Orang Indonesia, kata Andries
Teeuw, gemar sekali membentuk akronim. Sejarah kita menegaskan itu.
Jargon-jargon seperti nasakom, pelita, orba, dll, menunjukkan kebiasaan orang
Indonesia menerapkan piranti bahasa yang unik ini.
Barangkali budaya itu juga yang
membuat saya suka mengutak-atik nama. Kadang saya membedah kata-kata,
memperlakukannya sebagai akronim, untuk memberikan makna baru yang independen
dan sama sekali berbeda pada setiap suku katanya.
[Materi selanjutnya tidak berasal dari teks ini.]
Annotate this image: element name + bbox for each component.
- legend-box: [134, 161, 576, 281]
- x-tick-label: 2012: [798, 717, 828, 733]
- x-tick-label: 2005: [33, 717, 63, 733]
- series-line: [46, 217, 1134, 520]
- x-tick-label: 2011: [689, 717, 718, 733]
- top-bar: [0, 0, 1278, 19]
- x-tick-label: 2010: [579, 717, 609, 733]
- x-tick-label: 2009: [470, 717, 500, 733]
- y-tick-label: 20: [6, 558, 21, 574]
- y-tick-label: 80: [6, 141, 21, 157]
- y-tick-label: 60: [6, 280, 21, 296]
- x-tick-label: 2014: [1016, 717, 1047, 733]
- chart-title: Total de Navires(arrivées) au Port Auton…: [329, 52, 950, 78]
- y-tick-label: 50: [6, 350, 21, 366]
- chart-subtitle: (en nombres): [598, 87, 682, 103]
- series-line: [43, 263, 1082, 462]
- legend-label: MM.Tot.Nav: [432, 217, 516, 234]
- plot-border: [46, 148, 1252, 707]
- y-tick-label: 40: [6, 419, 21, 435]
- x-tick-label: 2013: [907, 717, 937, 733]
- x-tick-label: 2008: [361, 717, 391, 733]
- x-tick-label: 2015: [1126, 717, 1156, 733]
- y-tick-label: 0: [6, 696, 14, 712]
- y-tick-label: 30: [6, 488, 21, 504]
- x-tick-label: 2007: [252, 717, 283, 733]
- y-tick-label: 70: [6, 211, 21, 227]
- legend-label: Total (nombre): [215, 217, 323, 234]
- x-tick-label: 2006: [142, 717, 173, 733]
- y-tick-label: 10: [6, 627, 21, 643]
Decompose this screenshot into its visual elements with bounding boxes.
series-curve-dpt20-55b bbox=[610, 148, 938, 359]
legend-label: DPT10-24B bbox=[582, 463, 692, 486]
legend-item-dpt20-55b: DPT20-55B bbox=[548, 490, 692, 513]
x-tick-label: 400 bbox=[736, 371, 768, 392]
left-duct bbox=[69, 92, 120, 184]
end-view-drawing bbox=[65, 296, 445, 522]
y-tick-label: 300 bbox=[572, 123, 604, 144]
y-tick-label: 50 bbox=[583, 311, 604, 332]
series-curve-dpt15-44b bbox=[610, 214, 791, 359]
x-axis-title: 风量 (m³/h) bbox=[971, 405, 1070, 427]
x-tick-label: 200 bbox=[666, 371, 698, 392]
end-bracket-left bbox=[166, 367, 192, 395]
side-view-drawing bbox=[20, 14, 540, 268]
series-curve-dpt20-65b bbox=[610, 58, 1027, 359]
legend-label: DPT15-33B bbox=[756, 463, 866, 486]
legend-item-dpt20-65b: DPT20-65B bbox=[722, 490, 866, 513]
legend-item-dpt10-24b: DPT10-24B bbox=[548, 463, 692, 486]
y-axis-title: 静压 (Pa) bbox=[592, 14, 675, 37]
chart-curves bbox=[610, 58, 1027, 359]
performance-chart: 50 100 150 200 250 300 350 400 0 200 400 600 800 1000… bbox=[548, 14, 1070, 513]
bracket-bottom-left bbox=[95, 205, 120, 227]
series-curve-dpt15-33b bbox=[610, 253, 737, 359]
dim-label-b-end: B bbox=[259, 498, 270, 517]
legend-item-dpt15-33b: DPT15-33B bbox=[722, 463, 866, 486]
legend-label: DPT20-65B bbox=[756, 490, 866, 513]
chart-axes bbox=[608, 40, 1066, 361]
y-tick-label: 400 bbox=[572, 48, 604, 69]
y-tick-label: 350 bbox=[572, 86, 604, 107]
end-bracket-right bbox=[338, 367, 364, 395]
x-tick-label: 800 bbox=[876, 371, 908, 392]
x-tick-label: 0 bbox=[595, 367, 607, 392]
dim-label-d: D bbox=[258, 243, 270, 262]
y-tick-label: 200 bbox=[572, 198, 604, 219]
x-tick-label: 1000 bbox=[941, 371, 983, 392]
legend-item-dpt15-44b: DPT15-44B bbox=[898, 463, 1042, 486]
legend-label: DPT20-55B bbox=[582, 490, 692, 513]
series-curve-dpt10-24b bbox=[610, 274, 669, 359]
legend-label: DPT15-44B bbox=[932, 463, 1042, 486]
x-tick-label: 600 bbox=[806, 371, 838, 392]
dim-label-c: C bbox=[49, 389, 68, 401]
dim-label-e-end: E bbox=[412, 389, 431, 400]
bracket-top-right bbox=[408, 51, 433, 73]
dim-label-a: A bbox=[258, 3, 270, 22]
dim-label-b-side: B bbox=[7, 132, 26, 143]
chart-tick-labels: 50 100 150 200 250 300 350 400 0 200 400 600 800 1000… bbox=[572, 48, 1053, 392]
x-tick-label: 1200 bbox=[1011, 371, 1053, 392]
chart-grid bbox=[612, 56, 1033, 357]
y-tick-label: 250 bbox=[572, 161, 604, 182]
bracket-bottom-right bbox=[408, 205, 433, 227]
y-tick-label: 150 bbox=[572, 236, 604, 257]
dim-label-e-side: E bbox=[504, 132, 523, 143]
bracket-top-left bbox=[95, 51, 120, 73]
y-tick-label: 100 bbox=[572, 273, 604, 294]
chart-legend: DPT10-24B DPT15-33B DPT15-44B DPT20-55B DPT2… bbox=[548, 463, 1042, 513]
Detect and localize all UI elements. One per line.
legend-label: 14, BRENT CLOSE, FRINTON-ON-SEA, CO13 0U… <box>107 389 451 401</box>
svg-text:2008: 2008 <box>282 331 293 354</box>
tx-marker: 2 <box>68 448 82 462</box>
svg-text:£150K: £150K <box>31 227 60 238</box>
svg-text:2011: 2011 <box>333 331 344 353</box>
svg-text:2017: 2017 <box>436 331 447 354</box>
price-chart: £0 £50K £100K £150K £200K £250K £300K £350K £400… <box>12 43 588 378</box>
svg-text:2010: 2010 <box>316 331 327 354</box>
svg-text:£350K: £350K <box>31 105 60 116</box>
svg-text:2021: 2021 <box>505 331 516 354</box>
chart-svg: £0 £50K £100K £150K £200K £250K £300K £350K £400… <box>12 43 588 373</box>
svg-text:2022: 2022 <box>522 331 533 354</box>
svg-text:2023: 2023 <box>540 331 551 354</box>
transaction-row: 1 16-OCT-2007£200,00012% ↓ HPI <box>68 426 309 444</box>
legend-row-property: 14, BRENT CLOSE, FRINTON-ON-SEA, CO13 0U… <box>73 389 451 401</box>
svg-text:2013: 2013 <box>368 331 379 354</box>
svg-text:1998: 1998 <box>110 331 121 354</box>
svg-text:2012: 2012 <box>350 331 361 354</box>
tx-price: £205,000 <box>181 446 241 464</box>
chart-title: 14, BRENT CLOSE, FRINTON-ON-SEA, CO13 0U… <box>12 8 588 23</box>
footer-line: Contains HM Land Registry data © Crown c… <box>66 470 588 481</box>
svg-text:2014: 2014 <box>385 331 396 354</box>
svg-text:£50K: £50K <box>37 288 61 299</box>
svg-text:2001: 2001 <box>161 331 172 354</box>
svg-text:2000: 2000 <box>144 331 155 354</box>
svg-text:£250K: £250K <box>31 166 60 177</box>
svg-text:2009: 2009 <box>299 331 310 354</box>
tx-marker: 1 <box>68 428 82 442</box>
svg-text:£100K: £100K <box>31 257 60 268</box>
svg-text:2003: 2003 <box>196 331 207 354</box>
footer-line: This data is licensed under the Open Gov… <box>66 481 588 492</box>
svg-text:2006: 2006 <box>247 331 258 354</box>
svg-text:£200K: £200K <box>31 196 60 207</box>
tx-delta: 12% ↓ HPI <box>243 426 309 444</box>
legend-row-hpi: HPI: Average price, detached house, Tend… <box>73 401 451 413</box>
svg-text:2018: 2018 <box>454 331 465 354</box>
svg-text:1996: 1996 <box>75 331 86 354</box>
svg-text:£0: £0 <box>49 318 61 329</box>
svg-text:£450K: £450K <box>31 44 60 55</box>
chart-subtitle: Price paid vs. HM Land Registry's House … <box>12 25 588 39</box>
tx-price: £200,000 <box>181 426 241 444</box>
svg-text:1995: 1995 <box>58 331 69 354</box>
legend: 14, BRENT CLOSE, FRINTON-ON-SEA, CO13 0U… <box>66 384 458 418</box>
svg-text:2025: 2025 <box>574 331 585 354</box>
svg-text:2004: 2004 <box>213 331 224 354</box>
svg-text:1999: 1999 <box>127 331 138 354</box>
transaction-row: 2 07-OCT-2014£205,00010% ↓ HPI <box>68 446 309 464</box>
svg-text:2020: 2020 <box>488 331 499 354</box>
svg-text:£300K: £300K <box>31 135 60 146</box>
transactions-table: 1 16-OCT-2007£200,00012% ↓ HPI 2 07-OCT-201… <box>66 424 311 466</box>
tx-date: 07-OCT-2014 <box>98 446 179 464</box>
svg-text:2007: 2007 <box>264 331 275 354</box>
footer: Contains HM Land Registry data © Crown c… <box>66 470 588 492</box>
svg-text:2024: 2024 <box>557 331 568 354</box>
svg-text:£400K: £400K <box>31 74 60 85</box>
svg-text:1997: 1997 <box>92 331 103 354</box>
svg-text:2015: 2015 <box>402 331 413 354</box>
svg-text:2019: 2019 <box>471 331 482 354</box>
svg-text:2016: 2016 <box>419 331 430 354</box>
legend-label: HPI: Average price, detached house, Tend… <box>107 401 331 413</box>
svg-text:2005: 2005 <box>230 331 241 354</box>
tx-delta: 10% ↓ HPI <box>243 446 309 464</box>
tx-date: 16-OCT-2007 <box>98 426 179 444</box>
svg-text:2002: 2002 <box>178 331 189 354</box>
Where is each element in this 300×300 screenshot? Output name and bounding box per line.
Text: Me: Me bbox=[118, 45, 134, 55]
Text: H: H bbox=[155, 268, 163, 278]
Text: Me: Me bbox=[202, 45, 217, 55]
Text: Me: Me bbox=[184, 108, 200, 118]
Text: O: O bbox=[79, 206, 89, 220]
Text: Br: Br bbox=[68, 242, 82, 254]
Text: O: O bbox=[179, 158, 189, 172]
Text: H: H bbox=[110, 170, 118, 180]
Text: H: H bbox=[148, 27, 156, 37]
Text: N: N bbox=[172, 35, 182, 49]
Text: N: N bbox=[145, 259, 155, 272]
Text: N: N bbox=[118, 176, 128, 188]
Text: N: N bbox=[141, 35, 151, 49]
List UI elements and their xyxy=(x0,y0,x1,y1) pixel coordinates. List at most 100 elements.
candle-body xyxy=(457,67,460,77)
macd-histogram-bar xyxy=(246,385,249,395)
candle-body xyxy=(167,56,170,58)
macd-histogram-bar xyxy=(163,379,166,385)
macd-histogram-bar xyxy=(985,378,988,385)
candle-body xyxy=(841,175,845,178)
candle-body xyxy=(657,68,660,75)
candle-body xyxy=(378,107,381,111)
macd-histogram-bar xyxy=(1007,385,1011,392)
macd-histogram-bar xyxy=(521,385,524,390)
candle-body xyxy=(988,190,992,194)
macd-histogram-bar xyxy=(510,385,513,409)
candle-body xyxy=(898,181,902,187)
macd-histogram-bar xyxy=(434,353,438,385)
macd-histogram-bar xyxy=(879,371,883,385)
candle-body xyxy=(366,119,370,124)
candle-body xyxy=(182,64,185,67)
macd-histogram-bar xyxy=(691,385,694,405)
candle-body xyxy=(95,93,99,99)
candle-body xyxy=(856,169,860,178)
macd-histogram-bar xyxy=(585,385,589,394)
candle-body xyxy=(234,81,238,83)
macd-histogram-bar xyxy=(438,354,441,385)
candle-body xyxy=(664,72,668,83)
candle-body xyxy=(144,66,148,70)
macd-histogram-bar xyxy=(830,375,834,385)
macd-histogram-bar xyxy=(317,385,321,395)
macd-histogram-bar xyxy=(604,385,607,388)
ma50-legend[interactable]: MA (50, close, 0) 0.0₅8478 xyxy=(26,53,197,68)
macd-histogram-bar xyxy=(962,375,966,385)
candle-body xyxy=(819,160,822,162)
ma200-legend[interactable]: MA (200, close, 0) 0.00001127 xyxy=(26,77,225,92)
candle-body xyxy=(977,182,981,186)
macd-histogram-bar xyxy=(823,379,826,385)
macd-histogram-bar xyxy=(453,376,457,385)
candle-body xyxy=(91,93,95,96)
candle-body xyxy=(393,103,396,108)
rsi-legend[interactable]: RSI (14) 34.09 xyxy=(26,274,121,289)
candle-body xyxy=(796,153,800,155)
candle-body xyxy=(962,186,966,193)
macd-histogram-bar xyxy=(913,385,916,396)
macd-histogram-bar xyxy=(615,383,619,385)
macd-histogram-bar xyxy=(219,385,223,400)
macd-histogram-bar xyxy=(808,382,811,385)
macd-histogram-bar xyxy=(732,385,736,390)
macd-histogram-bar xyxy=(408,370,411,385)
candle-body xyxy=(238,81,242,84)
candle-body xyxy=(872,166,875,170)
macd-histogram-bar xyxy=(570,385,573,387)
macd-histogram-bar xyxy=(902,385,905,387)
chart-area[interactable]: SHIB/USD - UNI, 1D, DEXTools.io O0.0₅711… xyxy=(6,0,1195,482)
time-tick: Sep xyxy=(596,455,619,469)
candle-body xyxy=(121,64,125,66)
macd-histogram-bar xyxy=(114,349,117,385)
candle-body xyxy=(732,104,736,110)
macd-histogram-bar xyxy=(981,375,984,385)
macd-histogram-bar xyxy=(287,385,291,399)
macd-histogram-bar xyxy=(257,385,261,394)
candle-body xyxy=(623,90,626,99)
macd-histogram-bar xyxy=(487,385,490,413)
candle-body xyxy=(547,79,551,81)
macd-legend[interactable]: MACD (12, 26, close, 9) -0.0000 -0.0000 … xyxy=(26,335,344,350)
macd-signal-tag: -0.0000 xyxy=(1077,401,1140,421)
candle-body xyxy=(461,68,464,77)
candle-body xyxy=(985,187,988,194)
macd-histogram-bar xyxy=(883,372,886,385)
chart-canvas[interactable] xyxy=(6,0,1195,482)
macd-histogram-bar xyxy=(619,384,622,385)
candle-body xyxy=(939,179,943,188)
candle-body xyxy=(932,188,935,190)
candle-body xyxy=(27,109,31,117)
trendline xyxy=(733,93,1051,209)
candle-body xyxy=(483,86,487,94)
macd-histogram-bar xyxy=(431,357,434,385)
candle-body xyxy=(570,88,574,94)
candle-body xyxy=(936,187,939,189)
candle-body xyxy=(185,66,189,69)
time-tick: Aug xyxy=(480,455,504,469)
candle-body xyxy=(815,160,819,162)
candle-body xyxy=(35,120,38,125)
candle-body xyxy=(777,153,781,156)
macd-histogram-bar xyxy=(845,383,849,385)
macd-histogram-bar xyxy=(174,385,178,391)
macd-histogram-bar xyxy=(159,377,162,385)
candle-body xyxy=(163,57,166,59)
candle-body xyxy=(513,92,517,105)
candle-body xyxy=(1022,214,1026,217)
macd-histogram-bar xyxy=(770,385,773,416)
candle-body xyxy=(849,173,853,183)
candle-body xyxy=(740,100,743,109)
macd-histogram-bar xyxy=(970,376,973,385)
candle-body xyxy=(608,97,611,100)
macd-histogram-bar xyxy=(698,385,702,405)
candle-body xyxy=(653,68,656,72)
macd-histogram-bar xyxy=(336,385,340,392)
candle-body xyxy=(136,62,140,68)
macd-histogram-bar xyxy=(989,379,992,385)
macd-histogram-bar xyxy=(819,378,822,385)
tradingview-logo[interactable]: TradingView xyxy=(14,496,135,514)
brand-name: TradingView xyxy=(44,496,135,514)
Karena alasan itu dan lain yang
bersifat pribadi, saya mengutak-atik nama sendiri. Biasanya seseorang yang
beranjak dewasa kerap memberi dirinya nama baru menggantikan nama pemberian
orang tua. Ada yang benar-benar menepikan nama lama dan lebih suka dipanggil
dengan sebutan baru. Contohnya Umar, yang lebih suka dipanggil Vradtar. Ada
yang bertahan dengan nama lama tetapi mengusahakan pemaknaan baru, seperti
mengutak-atik nama lama dengan penyelewengan bunyi, misal Lukman menjadi Lukem,
atau permainan akronim seperti teman saya Faiq Aziz yang antusias
memperkenalkan diri sebagai Fazaz, dlsb.
Fenomena ini wajar nama adalah
ekspresi paling sederhana dari faktisitas. Kita tidak bisa memilih akan dinamakan
apa. Karena itu, sebagai makhluk yang eksistensialis, manusia kemudian
membentuk identitas baru, mencari nama yang dinilai lebih mengekspresikan
sisi-sisi unik dari dirinya.
Tapi sebenarnya saya sedang ingin
membicarakan nama blog saya, blog yang sedang saya pertimbangkan untuk
diganti nama menjadi poetrasophia.blogspot.com, atau dikebumikan saja selamanya.
Bagian pertama dari nama itu,
poetra, adalah potongan dari nama belakang. Saya sengaja menulisnya dengan
ejaan lama (u ditulis dengan oe) untuk mewadahi kata yang “gw banget” dalam
bahasa Inggris, poet (bermakna pujangga), menjadi bagian dari akronim yang
menamai blog saya.
Pelajar atau yang pernah membaca
tentang filsafat tentu familiar dengan bagian kedua akronim itu, sophia. Itu adalah
bagian kedua dari frase(atau akronim?) philosophia, istilah filsafat dalam
bahasa aslinya, Yunani. Sophia bermakna kearifan.
Maka, akronim itu bermakna
kearifan milik pujangga, atau kearifan puitis. Barangkali secara semantis,
akronim itu tidak absah karena berasal dari dua bahasa yang berbeda. Tapi di
dunia pasca modern seperti saat ini, ketika infiltrasi bahasa asing dan
aktifitas pengaruh-mempengaruhi antar bahasa tak dapat dihindari, perkawinan
antar bahasa lumrah terjadi. Kita melihat banyak sekali penyelewengan kaidah-kaidah tradisional di internet. Muncul gaya bahasa baru yang sangat mengedepankan efisiensi, dan karena itu bahasa alay muncul. Pasalnya, faktor kecepatan kini menjadi pertimbangan utama dalam dunia informasi.
Jadi, terima saja ya akronim aneh itu dengan lapang dada, hehe.